# Delta 34-670 table saw screams like a banshee



## ldavies (Apr 17, 2009)

Is there something wrong with it?

I have an 15 year old Delta 34-670 contractors saw. It seems to work OK but when I turn it on you would think a jet engine is taking off. I can't believe how much noise it makes. It was purchased second hand and has a nice after market fence so it does have some redeeming features.

Any advice on how to quiet it down would be well appreciated.


----------



## doyoulikegumwood (Jun 21, 2007)

lloyd i owned one of these saws for 10 years welll i still own it its siting in the corner collecting dust now. it's loud and their is nothing you can do about it but replace it if you want a saw that doesn't sound like 747.


----------



## ldavies (Apr 17, 2009)

Loud is an understatement. It's like being in the front row at a rock concert. "doyoulikegumwood" is it really meant to be that loud?


----------



## ldavies (Apr 17, 2009)

have tried without a blade and it's the same


----------



## doyoulikegumwood (Jun 21, 2007)

its a direct drive motor don't push it to hard their over 250 buck to replace their not much you can do to make it any quieter. i burned up 2 motors on mine and of course it always happened when i didn't have time to buy a new saw its a good saw for starting out but i promise you'll be looking to replace it if you really get into wood working


----------



## ldavies (Apr 17, 2009)

Thanks doyoulikegumwood. It really is crazy loud. I can't operate it without the garage door being shut and even then I am sure the neighbors will be complaining. I thought my 3hp portercable router was loud at 21,000 rpm but it is nothing compared to this beast. I think I am going to have to look for another table saw.


----------



## kweinert (Nov 20, 2009)

Heh - I guess since it's the only one I've ever had I didn't realize how loud it is compared to others.

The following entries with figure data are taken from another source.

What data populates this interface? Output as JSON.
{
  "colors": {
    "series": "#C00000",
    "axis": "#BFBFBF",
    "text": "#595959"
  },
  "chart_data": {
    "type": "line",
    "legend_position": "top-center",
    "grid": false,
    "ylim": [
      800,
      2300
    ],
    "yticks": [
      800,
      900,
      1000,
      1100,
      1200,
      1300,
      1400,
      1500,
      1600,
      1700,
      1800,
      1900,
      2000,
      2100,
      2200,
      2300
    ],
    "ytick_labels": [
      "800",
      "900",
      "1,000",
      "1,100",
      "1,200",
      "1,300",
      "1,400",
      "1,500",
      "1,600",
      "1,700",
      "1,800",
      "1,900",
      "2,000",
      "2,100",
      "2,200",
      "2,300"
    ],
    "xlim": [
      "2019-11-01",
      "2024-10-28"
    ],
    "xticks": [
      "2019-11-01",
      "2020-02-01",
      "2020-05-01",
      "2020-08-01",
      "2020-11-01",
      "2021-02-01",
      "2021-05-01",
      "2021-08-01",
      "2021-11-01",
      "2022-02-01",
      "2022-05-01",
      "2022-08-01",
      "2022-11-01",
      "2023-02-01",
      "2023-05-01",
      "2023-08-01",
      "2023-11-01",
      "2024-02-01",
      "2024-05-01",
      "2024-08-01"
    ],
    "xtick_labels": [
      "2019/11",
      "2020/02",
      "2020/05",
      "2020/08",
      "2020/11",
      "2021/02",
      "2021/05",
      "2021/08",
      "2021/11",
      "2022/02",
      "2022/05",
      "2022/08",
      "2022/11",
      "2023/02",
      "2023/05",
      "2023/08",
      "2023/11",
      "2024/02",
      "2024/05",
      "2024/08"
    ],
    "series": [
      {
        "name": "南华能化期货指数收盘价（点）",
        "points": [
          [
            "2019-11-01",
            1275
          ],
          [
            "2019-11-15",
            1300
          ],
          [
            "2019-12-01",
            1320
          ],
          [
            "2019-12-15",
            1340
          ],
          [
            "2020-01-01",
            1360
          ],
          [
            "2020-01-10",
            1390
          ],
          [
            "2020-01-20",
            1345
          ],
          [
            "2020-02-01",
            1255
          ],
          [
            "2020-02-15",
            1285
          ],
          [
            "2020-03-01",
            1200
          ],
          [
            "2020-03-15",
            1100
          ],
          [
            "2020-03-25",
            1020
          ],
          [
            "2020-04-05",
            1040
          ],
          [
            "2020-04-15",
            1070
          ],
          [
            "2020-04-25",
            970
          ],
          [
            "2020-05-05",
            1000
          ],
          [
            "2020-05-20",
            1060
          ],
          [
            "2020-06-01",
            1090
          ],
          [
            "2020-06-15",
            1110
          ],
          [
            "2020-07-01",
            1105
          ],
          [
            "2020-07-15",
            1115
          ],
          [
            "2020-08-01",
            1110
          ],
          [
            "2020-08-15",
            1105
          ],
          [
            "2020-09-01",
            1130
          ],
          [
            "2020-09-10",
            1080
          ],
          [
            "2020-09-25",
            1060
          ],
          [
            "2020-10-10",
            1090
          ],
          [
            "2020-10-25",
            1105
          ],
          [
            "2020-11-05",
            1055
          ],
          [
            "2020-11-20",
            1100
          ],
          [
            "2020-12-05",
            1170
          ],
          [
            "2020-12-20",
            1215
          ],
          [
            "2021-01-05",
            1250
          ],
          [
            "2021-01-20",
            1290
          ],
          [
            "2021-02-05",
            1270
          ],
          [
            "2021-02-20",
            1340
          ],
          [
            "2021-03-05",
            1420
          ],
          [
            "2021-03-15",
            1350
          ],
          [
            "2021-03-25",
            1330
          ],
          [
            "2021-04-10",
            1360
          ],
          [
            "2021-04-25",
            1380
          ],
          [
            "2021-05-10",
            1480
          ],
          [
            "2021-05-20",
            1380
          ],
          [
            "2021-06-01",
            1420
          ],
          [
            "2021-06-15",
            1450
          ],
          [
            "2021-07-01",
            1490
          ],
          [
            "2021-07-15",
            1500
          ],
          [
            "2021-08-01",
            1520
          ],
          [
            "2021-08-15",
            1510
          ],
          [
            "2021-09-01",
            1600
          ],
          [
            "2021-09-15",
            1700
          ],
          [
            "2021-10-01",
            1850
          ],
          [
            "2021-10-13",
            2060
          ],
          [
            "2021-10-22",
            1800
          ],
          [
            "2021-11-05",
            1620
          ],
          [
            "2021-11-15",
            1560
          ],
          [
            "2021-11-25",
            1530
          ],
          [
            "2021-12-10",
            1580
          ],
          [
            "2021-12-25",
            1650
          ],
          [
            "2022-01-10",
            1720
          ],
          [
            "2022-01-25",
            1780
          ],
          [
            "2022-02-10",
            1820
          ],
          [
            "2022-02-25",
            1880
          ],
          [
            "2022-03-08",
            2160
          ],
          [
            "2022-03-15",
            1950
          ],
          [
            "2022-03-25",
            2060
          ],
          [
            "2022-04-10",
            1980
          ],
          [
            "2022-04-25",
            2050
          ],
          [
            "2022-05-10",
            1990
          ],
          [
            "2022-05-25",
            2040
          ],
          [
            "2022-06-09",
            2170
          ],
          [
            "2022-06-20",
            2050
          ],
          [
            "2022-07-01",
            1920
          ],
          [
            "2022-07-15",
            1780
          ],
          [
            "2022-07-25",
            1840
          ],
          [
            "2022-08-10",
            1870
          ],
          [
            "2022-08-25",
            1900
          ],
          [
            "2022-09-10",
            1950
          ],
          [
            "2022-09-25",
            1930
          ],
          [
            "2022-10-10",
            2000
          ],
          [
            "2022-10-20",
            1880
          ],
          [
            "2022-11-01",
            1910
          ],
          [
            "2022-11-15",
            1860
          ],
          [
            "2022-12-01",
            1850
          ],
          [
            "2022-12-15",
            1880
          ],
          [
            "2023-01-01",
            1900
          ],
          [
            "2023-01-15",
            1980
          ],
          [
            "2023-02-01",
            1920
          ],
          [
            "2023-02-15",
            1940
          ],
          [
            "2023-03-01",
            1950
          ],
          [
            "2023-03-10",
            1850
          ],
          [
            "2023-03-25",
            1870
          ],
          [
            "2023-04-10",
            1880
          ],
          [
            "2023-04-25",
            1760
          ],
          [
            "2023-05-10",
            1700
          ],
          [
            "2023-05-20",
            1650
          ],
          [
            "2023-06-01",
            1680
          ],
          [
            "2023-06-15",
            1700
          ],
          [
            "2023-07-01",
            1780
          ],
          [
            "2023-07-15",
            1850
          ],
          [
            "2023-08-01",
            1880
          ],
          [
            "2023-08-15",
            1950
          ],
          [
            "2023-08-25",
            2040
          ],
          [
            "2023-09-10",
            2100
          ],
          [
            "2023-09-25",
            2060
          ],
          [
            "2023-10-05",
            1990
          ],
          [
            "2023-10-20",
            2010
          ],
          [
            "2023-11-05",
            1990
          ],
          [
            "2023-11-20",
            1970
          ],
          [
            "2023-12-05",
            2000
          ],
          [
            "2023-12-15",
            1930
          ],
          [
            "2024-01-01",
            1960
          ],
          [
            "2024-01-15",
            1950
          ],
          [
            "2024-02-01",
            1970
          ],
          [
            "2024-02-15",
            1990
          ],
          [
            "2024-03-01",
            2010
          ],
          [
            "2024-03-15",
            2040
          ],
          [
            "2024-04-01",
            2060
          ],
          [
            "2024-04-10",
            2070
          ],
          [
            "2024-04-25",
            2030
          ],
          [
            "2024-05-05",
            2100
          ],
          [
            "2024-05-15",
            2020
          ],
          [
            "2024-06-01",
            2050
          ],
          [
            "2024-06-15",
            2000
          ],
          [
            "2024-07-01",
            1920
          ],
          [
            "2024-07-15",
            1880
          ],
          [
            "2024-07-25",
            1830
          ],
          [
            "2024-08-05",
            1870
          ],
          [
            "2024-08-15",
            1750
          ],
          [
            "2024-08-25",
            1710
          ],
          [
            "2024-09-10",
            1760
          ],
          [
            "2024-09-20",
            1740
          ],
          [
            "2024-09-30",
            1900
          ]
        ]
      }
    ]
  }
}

I've never had an issue with it, aside from trying to make zero clearance inserts.


----------



## ldavies (Apr 17, 2009)

I have found that zero clearance inserts are easy enough to make with 1/4" mdf. After I have cut out the oblong piece I use a router to reduce the height of the edge of the insert by 1/8" or so. I have even been able to glue a thin piece of wood behind the blade afterwards to act as a splitter guard. Once you ahve set the router up to the right height it's best to make a half dozen or so for different thickness blades and differeng angle cuts.

My latest gripe with it is the amount of sawdust it generates and which goes all over the place.

Lloyd


----------



## kweinert (Nov 20, 2009)

I presume when you make them this way you don't need/use the little rubber washers that the original plate needs, right?


----------



## ldavies (Apr 17, 2009)

No I don't use any rubber washers with my mdf zero clearance inserts.


----------